Tomatoes are climacteric fruit, which means they continue to ripen after harvest thanks to ethylene. Use that to your advantage to get better flavor at home.
Room temperature vs. fridge
- Unripe to ripe (green → orange → red): keep at room temperature (18–22 °C), out of direct sun, with airflow.
- Fully ripe but you need to hold 1–3 days: the fridge is OK. Put tomatoes in the crisper in a breathable container. Let them warm 30–45 minutes before serving—aroma compounds rebound.

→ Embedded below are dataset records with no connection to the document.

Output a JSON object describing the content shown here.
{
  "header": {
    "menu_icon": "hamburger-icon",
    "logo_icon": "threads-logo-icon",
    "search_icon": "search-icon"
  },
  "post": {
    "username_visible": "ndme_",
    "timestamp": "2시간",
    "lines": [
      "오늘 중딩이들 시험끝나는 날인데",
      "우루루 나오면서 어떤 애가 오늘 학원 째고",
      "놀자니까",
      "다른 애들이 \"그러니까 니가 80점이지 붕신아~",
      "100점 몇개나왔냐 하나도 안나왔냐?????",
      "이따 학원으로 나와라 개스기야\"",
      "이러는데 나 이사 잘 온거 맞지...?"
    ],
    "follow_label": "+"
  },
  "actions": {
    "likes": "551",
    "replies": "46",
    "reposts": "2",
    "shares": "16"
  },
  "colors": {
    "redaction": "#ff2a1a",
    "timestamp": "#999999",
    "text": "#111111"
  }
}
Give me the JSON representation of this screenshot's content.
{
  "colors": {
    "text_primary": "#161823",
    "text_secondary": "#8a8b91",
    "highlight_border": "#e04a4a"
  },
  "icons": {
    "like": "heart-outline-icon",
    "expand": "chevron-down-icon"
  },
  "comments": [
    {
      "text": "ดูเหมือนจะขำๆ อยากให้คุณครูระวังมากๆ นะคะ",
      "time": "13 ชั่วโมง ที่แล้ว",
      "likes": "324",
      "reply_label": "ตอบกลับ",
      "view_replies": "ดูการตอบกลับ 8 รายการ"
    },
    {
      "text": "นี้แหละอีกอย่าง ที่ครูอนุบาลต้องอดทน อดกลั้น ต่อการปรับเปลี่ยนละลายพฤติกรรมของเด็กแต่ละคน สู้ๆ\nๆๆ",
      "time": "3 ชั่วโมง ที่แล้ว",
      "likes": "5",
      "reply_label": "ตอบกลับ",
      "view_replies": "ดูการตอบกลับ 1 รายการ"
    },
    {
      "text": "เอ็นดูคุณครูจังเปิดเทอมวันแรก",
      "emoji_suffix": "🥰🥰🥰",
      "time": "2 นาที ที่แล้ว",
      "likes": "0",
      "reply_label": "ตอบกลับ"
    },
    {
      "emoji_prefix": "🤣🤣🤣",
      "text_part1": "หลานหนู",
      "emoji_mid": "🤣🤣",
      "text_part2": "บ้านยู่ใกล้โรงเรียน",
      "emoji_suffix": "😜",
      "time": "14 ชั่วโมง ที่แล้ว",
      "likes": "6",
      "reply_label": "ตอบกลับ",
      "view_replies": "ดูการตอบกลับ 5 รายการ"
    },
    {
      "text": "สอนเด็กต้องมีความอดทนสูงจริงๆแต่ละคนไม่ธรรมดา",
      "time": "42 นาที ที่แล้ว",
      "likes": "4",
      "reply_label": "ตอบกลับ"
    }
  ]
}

- Cut tomatoes: always refrigerate in a covered container; use within 48 hours.
Ripening hacks
Place tomatoes with a ripe banana or apple in a loosely closed paper bag. Ethylene speeds color change. Check daily and remove any that are ready or developing soft spots. Store large tomatoes stem-side down to seal the scar and slow moisture loss.
Never stack deep
Pressure bruises the ones at the bottom. Use a single layer on a tray or wire rack.
Freezing options
- Whole: rinse, core, freeze on a tray, then bag. Skins slip off under warm water when you cook them.
- Roasted first: halve, roast with oil and salt until edges caramelize, cool, freeze in portions for instant sauces.
- Pulp/Passata: blend, simmer 10 minutes with a pinch of salt/sugar, cool, freeze flat in bags.
Common mistakes
- Chilling unripe tomatoes (bland texture).
- Sun-on-windowsill storage (overheats, toughens skins).
- Plastic bags at room temp (traps moisture → mold).